Having failed in securing whales on another cruise in 1857, Roys redesigned his gun. This time, the rocket-powered harpoons proved too weak to penetrate the whales correctly. Undaunted, he made another cruise, this time to South Georgia, but he wasn't able to take any whales. He cruised north to put into Lisbon, sailed to Africa, then west to the West Indies in early 1859, where he was able to capture several humpbacks.

In 1861 Roys joined forces with the wealthy New York pyrotechnic manufacturer Gustavus Adolphus Lilliendahl in order to perfect his "whaling rocket". In mid-May 1862 Lilliendahl purchased the 158-ton bark Reindeer, appointing Roys as her master. Unfortunately, she was seized on suspicion of being a slaving ship, and when everything was finally cleared up, she sailed to Iceland, but arrived too late for the summer whaling season, and had to return home and wait until next year.
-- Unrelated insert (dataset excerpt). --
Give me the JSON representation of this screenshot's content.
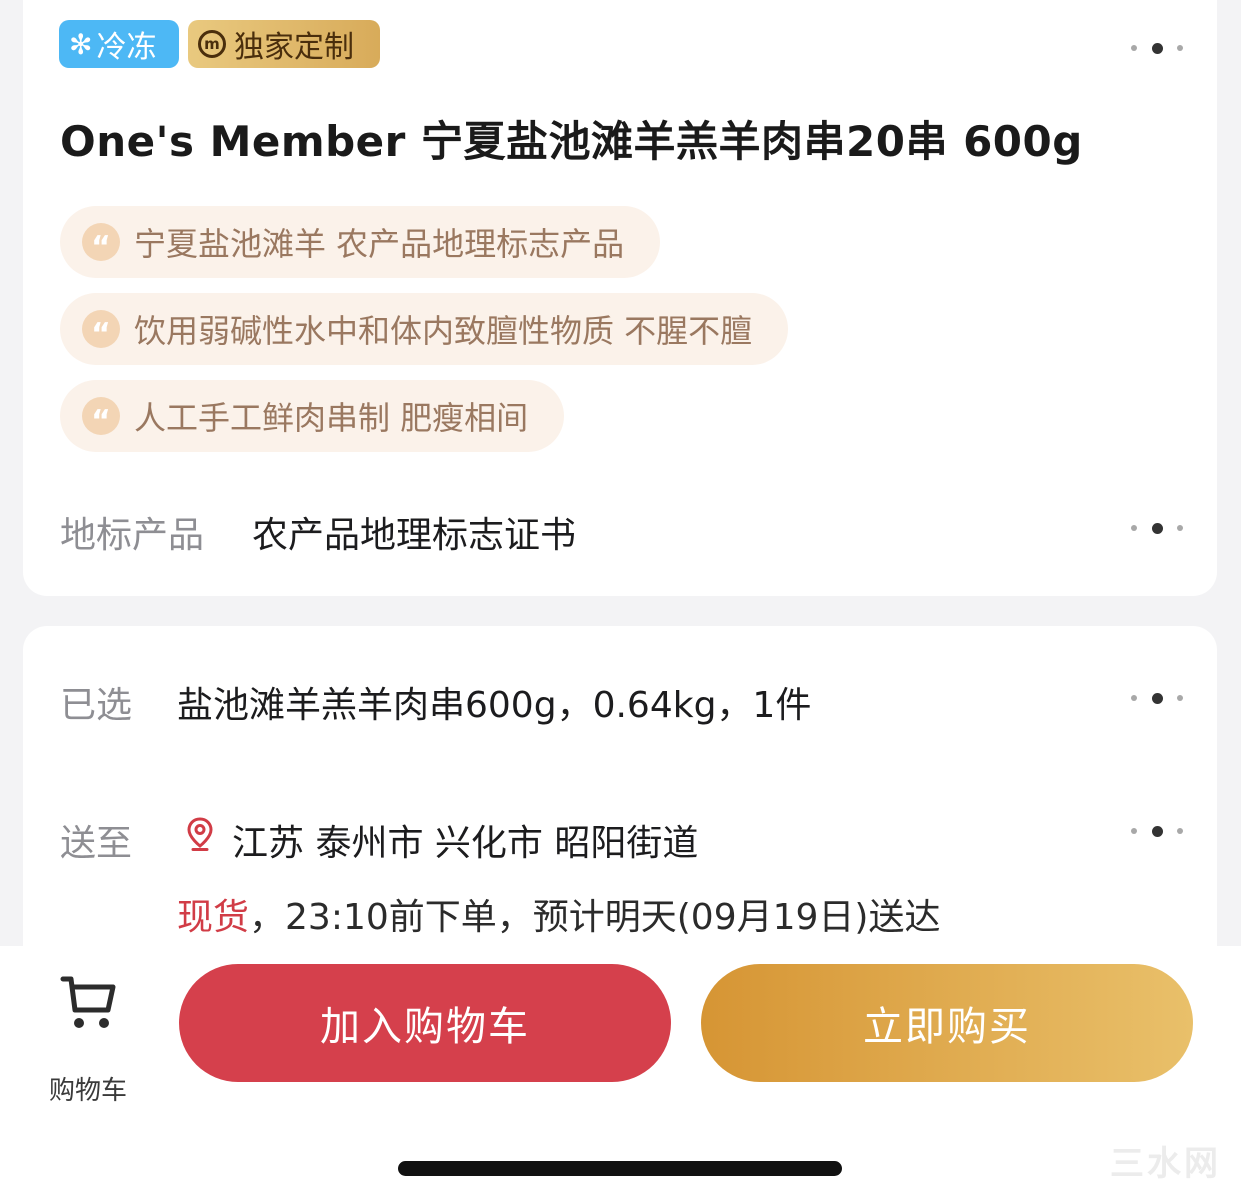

In 1863 Roys refitted the Reindeer and once again sailed to Iceland, but he damaged his rudder while off the coast of the island, and was only able to save one of the many whales he shot that season. Roys was much more successful the following season of 1864, saving eleven of the twenty whales that were shot, in part because he was using stronger harpoons and better lines. In November 1864 Roys obtained the rights to establish a shore station on the coast of Iceland from the Danish government. He acquired the twelve-ton, sixty-two-foot iron steamer Visionary in Scotland, and returned to Iceland in the spring of 1865. He arrived at Seydisfjordur on 14 May, finding his bark Reindeer had already arrived there in April, loaded with whaling equipment, boilers, steam engines, timber, bricks, and everything necessary for the construction of his shore station. Lilliendahl supplied them with defective rockets, and before the station was built, they were forced to tow the dead whales to the Reindeer, where they were flensed and processed the old fashioned way.
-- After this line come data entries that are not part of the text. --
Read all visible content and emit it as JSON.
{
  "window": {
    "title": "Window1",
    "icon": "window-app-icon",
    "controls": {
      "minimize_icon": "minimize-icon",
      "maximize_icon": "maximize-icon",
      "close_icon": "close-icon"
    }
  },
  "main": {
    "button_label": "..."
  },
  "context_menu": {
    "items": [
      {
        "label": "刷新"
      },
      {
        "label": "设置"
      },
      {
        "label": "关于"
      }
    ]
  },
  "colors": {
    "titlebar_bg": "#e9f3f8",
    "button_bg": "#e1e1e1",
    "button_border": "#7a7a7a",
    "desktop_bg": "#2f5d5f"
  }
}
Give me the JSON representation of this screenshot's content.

After his rockets were rebuilt, Roys and his crew set out in the Visionary, with whaleboats in tow astern, to search for rorquals. Once a whale was sighted, the crews went to their respective boats, and if a whale was successfully captured, they'd heave the carcass to the surface with a steam winch, fasten it to the side of the ship, and tow it back to Seydisfjordur. For the 1865 season they took twenty or more whales, but also lost another twenty. The next season, 1866, he used the Sileno and the iron steamers Staperaider and Vigilant- identical ship, bark-rigged, 116-feet long, each carrying two whaleboats and equipped with steam tryworks and powerful winches to bring aboard large strips of blubber when flensing whales. They killed ninety whales this season, with forty-three or forty-four being saved to produce 3,000 barrels of oil. Roys and Lilliendahl parted company at the end of the season, with Lilliendahl continuing on in Iceland for another year. Using the Vigilant and Staperaider, he only caught thirty-six whales. After this season, he departed as well.

===British Columbia===

In 1868 Roys chartered the 83-three-foot, 25-ton steamer Emma to catch whales in British Columbian waters. His first cruise was a disaster, while the second cruise from early September to October he reportedly struck four whales, killing three, but lost all three in dense fogs. Persistent as ever, Roys formed the Victoria Whaling Adventurers Company on 22 October, and in January 1869 he sent the Emma to erect a shore station in Barkley Sound, Vancouver Island. Again, Roys was met with by failure, having made fast to only one whale. The harpoon broke free, and the whale escaped.

The next season, seemingly undeterred, Roys returned to British Columbia in the 179-ton brig Byzantium on 10 May 1871. He constructed a station at Cumshewa Inlet in the Queen Charlotte Islands, and fitted out the Byzantium with proper onboard tryworks. As usual, Roys fared poorly. The Byzantium struck the rocks in Weynton Passage, Johnstone Strait, forcing the men to abandon her and row ashore, to spend a frigid night huddled on the beach. Roys never operated a whaling company again.

==Death==

Roys shipped aboard a vessel in San Diego and contracted yellow fever. He was put ashore in Mazatlan, where he died in abject poverty on 29 January 1877 of a stroke.